Entidades do setor financeiro criticam decisão de ministro do TCU que restringiu acesso do BC a documentos do caso Master
Entidades do setor financeiro criticam decisão de ministro do TCU que restringiu acesso do BC a documentos do caso Master
Um grupo de entidades que representa bancos, fintechs e instituições do mercado financeiro divulgou nesta quarta-feira (11) uma nota em que critica a decisão do ministro Jhonatan de Jesus, do Tribunal de Contas da União (TCU), que restringiu o acesso do Banco Central aos autos do processo que apura a atuação do órgão na liquidação do Banco Master.
O caso começou sigiloso no TCU, desde dezembro, como praxe. Mas o BC tinha acesso, por ser uma parte envolvida. Johnatan reclassificou o sigilo para determinar que, se quiser acesso, o BC terá que pedir ao gabinete dele. Ou seja, incluiu uma formalidade a mais.
A reclassificação foi de “sigiloso” para “sigiloso com exigência de autorização específica para acesso”.
Ao blog o ministro afirmou que, quando o pedido chegar, vai compartilhar com o BC aos documentos da área técnica do TCU sobre o caso Master. E disse que fez a reclassificação para evitar vazamentos.
No documento, as associações afirmam que, embora o sigilo possa ser necessário em alguns casos, a restrição ao Banco Central não tem “justificativa técnica clara e transparente”, especialmente por envolver o direito ao contraditório e à ampla defesa.
As entidades também dizem que decisões que imponham sigilo em processos de interesse público precisam ter motivação objetiva e ser acompanhadas de explicações à sociedade.
Duas notas em defesa do BC já foram divulgadas nos últimos meses pelas entidades, numa unificação do setor raramente vista.
O Master foi liquidado pelo BC em novembro de 2025, por falta de condições de honrar seus papéis no mercado.
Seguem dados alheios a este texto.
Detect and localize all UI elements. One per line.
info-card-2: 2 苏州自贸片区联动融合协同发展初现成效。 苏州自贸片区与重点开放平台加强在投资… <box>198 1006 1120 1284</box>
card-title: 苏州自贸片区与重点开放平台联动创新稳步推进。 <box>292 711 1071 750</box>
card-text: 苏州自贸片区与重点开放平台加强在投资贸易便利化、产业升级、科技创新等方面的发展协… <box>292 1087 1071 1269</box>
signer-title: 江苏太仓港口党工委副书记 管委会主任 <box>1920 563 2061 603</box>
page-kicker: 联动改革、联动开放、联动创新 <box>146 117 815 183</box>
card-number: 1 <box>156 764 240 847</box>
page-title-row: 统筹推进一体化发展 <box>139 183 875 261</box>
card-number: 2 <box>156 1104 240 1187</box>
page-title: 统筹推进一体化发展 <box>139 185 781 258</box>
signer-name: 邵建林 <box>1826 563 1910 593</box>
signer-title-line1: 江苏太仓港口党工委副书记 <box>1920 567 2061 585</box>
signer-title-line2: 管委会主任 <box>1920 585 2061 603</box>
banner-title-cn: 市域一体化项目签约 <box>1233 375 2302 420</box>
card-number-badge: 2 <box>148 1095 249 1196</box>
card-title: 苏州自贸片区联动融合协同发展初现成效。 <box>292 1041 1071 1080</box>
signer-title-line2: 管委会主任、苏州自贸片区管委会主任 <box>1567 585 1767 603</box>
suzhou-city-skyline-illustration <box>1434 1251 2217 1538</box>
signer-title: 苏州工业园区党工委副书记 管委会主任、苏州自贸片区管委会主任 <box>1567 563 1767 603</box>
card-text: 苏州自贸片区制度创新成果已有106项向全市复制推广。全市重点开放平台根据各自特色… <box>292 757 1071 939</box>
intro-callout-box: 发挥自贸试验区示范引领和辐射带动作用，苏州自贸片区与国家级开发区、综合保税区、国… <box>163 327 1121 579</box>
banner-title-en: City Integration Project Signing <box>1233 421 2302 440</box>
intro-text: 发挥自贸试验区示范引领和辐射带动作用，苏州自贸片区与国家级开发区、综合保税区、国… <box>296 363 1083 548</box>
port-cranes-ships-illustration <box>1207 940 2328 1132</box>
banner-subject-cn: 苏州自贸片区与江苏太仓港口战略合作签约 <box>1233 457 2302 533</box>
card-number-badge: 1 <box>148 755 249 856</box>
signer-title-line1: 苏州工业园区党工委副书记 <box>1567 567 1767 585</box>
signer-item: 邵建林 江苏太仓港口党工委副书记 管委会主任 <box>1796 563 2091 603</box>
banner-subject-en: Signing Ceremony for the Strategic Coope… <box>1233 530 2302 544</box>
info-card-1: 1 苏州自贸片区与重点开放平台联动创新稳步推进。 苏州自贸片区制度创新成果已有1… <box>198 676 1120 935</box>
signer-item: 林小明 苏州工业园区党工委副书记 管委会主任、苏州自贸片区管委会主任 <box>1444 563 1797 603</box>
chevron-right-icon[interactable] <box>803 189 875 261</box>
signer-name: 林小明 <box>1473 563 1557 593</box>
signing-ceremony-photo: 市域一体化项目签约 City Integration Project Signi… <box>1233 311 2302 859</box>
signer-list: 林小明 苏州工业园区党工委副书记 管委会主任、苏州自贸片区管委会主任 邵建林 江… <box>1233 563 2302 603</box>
O banco também é alvo de investigação da PF, que apura suspeitas de fraude financeira.
O TCU determinou inicialmente a realização de uma inspeção para analisar documentos relacionados ao processo de liquidação.
O ministro Jhonatan de Jesus, relator do caso, solicitou esclarecimentos ao BC sobre possíveis indícios de que a medida teria sido adotada de forma precipitada.
‘Impacto na estabilidade do sistema’
Na nota, as associações avaliam que o processo tem “relevância crítica” e pode gerar impactos sobre a estabilidade do sistema financeiro e a confiança nos mecanismos de supervisão e controle.
Segundo o grupo, nesses casos, a transparência é essencial para preservar a segurança jurídica e a credibilidade institucional.
“As entidades avaliam que decisões que imponham sigilo em processos de interesse público precisam de motivação e esclarecimentos objetivos à sociedade”, diz o texto.
Entidades pedem decisão colegiada
Outro ponto citado na nota é que decisões com efeitos “restritivos, institucionais e sistêmicos” deveriam ser colegiadas, e não tomadas de forma individual.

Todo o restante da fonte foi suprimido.